2. “Love Will Tear Us Apart” – Joy Division
Yasmina and Jacque’s love is doomed before it even begins. She even tells him it’s impossible for a Muslim girl and a French officer to be together. But instead of stopping, they give in, which makes their passion both beautiful and devastating. The song has the same feeling: you know the ending will be tragic, but you can’t look away. For me, the refrain “love will tear us apart” is exactly what happens when Jacques is reassigned. Reality itself rips their love apart.
3. “Boulevard of Broken Dreams” – Green Day
When Jacques leaves for his new post, Yasmina is left in total loneliness. The image that stays with me is her lying facedown in the gorge, immobilized by grief. She doesn’t rage or resist. She just repeats mektoub. That resignation matches the emptiness in Green Day’s song, where the singer walks a lonely road with no one by his side. Yasmina’s “boulevard” is the dusty plain of Timgad, but the isolation and drained hope are the same.
4. “Somebody That I Used to Know” – Gotye ft. Kimbra
This song reflects the cruelty of Jacque’s return. Yasmina still sees him as her Mabrouk, the man she loved and waited for, and she calls to him with joy. But Jacques, now married to a Parisian woman, treats her as nothing but a shameful past. Her outburst: “Why did you use all of your ruses… to seduce me, carry me away, and take my virginity? Why did you lie and promise to return?” This fits perfectly with the song’s bitterness about being turned into a stranger by someone who once defined your whole world. For Yasmina, love was life itself. For Jacques, it became disposable.

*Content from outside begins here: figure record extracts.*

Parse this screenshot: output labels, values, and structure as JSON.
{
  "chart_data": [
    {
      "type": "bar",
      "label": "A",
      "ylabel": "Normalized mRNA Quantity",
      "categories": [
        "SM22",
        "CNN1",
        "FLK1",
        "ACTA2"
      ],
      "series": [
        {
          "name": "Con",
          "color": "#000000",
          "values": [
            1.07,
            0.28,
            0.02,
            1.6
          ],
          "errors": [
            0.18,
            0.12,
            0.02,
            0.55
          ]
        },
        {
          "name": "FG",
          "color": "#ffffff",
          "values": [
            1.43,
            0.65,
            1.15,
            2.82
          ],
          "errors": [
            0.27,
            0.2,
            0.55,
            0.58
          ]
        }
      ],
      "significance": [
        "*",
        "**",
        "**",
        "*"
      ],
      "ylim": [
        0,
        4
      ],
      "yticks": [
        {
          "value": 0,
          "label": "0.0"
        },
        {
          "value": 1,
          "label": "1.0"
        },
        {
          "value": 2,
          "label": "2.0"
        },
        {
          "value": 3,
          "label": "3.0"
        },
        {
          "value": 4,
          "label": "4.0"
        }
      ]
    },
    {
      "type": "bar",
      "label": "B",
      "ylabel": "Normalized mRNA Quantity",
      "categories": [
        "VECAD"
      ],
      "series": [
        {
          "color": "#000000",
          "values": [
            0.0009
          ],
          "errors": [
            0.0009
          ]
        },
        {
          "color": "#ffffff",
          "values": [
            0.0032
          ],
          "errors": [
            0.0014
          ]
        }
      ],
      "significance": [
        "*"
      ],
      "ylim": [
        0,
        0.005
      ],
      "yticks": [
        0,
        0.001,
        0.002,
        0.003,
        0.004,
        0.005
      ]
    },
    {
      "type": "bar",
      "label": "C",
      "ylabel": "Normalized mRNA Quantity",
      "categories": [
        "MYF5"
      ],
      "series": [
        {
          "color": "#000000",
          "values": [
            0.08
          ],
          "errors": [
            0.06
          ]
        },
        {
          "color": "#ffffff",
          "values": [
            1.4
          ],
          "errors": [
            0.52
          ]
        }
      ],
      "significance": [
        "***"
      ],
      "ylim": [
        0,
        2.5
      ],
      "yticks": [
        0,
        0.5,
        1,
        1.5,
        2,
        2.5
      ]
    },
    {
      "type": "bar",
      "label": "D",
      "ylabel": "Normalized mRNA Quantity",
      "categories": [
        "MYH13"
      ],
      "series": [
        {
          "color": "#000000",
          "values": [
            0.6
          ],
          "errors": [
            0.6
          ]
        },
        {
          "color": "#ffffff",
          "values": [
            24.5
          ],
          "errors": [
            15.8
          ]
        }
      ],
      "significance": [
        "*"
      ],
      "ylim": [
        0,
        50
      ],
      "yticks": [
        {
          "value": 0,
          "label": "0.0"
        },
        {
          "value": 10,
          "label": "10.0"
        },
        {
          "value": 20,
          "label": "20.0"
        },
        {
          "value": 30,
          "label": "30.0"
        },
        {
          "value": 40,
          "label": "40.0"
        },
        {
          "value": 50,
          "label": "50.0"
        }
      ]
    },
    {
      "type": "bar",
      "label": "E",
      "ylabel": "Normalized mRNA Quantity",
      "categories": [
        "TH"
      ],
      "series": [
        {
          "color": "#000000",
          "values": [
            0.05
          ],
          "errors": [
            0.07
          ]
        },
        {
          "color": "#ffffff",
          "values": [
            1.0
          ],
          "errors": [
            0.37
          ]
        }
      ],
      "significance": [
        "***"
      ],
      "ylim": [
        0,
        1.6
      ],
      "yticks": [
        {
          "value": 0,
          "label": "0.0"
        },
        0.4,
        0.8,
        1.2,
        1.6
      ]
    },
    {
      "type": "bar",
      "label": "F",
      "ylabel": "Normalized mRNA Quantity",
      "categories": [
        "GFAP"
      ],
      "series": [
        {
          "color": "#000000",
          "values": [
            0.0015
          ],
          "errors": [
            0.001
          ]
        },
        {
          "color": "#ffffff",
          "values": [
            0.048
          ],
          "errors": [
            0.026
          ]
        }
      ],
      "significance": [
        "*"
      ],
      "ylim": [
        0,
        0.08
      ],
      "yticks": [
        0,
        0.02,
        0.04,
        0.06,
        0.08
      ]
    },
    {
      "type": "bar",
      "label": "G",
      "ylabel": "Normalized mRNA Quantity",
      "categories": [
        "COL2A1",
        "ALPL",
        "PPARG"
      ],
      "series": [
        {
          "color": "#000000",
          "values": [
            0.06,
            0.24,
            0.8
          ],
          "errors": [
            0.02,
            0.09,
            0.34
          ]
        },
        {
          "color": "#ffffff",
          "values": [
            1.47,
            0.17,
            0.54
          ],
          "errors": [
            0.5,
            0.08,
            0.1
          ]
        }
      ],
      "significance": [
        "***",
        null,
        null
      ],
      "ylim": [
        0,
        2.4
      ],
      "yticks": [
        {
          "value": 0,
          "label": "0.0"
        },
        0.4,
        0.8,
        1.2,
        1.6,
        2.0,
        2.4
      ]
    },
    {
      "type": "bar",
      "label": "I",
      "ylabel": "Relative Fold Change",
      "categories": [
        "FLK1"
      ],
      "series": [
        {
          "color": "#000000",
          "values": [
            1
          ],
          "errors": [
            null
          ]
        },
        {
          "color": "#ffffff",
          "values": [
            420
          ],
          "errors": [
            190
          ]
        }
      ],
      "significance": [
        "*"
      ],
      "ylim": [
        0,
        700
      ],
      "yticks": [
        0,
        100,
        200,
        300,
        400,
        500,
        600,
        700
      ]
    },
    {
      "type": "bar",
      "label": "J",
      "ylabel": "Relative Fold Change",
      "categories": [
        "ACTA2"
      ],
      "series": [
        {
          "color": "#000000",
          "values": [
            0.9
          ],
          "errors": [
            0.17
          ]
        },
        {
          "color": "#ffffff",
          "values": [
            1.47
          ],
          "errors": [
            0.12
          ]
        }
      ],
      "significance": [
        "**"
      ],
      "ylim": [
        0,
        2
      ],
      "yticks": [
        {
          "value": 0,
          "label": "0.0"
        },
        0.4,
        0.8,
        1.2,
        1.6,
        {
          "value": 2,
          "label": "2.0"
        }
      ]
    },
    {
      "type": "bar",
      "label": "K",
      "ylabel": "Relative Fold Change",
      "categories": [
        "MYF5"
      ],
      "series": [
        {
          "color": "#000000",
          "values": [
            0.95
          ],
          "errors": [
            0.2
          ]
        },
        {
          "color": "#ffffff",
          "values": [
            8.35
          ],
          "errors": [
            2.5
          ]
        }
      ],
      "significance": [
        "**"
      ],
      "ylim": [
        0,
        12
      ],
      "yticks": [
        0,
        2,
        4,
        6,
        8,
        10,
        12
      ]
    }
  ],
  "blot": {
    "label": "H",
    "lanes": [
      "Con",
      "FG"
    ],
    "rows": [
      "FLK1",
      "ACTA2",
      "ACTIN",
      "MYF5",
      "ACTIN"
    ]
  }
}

5. “Back to Black” – Amy Winehouse
The end of Yasmina’s story is the hardest to read, and Back to Black is the only song that fits. Yasmina spirals into illness, poverty, and prostitution, but even then she still clings to the memory of Jacques. Winehouse’s line “we only said goodbye with words, I died a hundred times” captures the endless mourning Yasmina embodies. The story’s final words, “Yasmina the Bedouin was no more,” echo the song’s raw finality. Both tell of women consumed by love that society never let them keep.